© 2015 Planet Englewood is a production of A Number of Things, LLC who is solely responsible for its contents.





Earth Day Countdown:

Reflections in a MJ Mirror


April 14, 2016

ENGLEWOOD, PLANET EARTH (Three Rocks Over).   That finding an oasis of inspiration urging humans to protect and nurture the planet they inhabit in the wasteland of pop music devoted to the task is as much a reflection of the ethos those humans choose to embrace (or not) as it is how artists have struggled so in their attempts to evoke compassion for Mother Earth from their fans through their music.   

Not that more than a few have not tried, without success, to till this infertile ground.  

The long, long catalogue of music said to be about the environment on Wiki (listed by a couple hundred artists in alphabetical order) is strewn with the crumpled efforts (not to mention song sheets) of those that tried, but failed, to find success musically with such songs in the eyes (and ears) of their fans.  

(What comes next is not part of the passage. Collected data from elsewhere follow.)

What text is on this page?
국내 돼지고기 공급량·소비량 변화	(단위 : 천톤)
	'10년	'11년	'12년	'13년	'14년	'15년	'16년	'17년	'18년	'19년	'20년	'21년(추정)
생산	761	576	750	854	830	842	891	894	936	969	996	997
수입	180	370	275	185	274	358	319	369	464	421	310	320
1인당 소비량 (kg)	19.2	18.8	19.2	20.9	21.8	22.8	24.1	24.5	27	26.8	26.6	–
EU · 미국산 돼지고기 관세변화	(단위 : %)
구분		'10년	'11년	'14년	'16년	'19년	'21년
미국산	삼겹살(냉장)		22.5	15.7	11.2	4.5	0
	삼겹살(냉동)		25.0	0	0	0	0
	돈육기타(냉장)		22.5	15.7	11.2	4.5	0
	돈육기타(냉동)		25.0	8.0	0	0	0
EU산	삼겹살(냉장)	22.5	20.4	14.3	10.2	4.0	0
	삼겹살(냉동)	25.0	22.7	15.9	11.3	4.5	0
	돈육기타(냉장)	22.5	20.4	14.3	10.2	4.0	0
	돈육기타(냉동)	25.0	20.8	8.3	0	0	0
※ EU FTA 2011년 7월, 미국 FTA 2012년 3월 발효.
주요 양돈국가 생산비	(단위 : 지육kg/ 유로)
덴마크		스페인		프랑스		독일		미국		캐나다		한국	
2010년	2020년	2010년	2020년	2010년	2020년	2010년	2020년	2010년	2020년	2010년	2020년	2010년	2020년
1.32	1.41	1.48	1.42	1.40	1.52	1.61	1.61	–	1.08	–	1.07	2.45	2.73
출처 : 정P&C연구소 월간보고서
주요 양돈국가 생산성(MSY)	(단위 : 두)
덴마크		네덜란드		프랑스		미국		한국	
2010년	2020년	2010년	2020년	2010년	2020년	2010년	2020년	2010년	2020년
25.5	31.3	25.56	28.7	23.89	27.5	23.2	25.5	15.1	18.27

A case in point is the late, great Michael Jackson, the King of Pop.  Hardly one to be thought of as an Earthy kind of guy (at least stateside), MJ actually has four songs on the Wiki Master List, including Cry (from the 2001 album Invincible), Heal the World (Dangerous - 1991) and Earth Song (HIStory, Past, Present & Future, Book I - 1995) the latter of which, accompanied by a lavishly expensive, award-winning video,  became a top-five hit in most of Europe (MJ’s best selling single in the UK) but failed to gain much appreciation in America, where it became the last song he performed (at rehearsal) shortly after midnight on June 25, 2009, the date he passed from this World he loved so much.  Adding to the list of socially conscious material associated with MJ is the charity song We are the World (1985), co-written with Lionel Richie.  

Tellingly, although Man in the Mirror (Bad – 1987) is one of the four songs on the Wiki Master List of environmental songs, there is precious little evidence in the lyrics (and music video released at the time) that it overtly expresses what were obviously MJ’s deep and abiding concern about the state of Mother Earth and the need to preserve and protect her resources for all humankind.   Intended by Jackson and his producer, Quincy Jones, as an “anthem” for the emerging superstar to spread “sunshine on the world” the song, while clearly a call to action, obscures any preachy message about saving the planet and the human race from itself, calling instead on people to look inside themselves for answers, starting with Jackson himself:

I'm gonna make a change...
I'm starting with the man in the mirror
If you wanna make the world a better place
Take a look at yourself and
Then make that Change!

Man in the Mirror stands alone among the music produced by MJ that is (arguably) about the environment and is a call for awareness and action to improve the human condition that is both critically acclaimed and a commercial success.   Because the song does so well in two of the three criteria for the Top Ten songs suitable for Earth Day (the song is very recognizable and is a fine piece of work, musically speaking) Man in the Mirror, despite shaky credentials as a true environmental song, makes it onto the Best-Of List (just barely) at Number Nine.

When compared to the many, many songs written about the environment that no one has ever heard of (or that never really saw the light of day), the success of a song like Man in the Mirror that has to obscure its underlying message of calling upon listeners to become more aware of social problems all around them, their role in making Planet Earth that type of world, and to make a personal effort to make a change is, well, like the song says, a very poor reflection on us.